Monday, October 12, 2009

Come feel the Japanoise - Melt-Banana

I am going to slightly break with my own tradition today and talk about four albums here instead of my usual one – and, really, my only regret in that is that I can’t do more. But, unfortunately, there were only four Melt-Banana albums being sold at their ridiculously good Melbourne gig on Saturday night, as part of the Melbourne International Arts Festival. I bought them all.

Melt-Banana, hailing from Tokyo, produce a very unique stream of music that has become know, at least in some circles, as “Japanoise” – extreme noise rock from Japan: music that knocks you over as if you’ve just been pounded by a firing squad on speed.

It’s a four piece band, but they produce more notes in ten seconds than the average symphony orchestra would produce in a life-time. The music just blasts out at you at a ferocious speed, leaving even laser beams for dead.

The band’s vocals come mostly from Yasuko Onuki, who also writes the songs. And she fires out her music at you at a phenomenal pace – usually high, screechy staccato, impeccably synchronised with the drums, all delivered with such frenetic, brute force that I would have believed the whole thing had been electronically sped up, had I not seen her do it live on stage.

And with Rika Hamamoto playing her bass like it was a lead guitar and Ichirou Agata playing his lead guitar like it was a piece of radioactive steel, and synthesised electronics swooping into the music like a kamikaze jet, the whole effect leaves you aghast – like a massive spacecraft coming towards you at warp speed and you know you have only two choices: be destroyed by its force in less than a nano-second, or hop on board and go with it.

Despite the instantly recognisable style of Melt-Banana, there is some incredible variety in what they produce, and each of these four albums has its own flavour: the heavy unrelenting noise of Charlie; the highly experimental sounds of 13 Hedgehogs, with its 56 tracks, some scarcely ten seconds long; the more electronic sci-fi world of Cell-Scape; the constant changes of pace and colour, noise and music, of Bambi’s Dilemma.

If I could only take one of these albums with me onto my desert island, it would be Charlie – mad, manic music that just never lets up and yet is amazingly tightly managed and disciplined. Passages of crazy, fast bashings of notes from drums and guitars and vocals all manage to come to a sudden stop, without falling over, to take a half of a breath, if that, and then keep going again. These are musicians whose cohesion with each other, and whose sheer musical talent is matched only by their ingenuity and willingness to push every boundary and to break every rule.

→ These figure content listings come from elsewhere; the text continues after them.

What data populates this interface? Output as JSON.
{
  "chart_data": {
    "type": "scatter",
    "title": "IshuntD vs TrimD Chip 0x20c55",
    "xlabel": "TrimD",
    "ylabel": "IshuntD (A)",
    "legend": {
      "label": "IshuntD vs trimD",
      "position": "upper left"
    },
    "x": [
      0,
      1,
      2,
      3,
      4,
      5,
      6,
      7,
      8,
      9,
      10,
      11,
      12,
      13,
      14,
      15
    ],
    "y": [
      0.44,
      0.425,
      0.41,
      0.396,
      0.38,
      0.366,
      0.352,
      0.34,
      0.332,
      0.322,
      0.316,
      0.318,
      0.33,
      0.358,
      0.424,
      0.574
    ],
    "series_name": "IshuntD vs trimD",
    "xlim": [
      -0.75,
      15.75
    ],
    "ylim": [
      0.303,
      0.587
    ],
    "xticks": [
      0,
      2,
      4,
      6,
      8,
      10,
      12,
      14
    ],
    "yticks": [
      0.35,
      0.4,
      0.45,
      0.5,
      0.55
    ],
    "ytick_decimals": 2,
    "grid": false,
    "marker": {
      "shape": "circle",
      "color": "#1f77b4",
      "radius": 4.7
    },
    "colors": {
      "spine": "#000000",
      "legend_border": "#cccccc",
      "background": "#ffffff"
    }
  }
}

But, as great and all as Charlie is, I would still beg and barter pretty well everything to be able to take the whole four of these albums onto the island with me too (and try to negotiate a laptop so I can order the rest online).

It’s a pity that Melt-Banana did only one performance in Melbourne and a pity that neither my speakers nor my neighbours would be able to tolerate me playing this music at the volume it deserves. It's music that takes the wind out of you – and you’re left gasping for breath, but only because you're trying to summons the energy to ask for more.


Thanks a zillion times to Marty R for introducing me to Melt-Banana!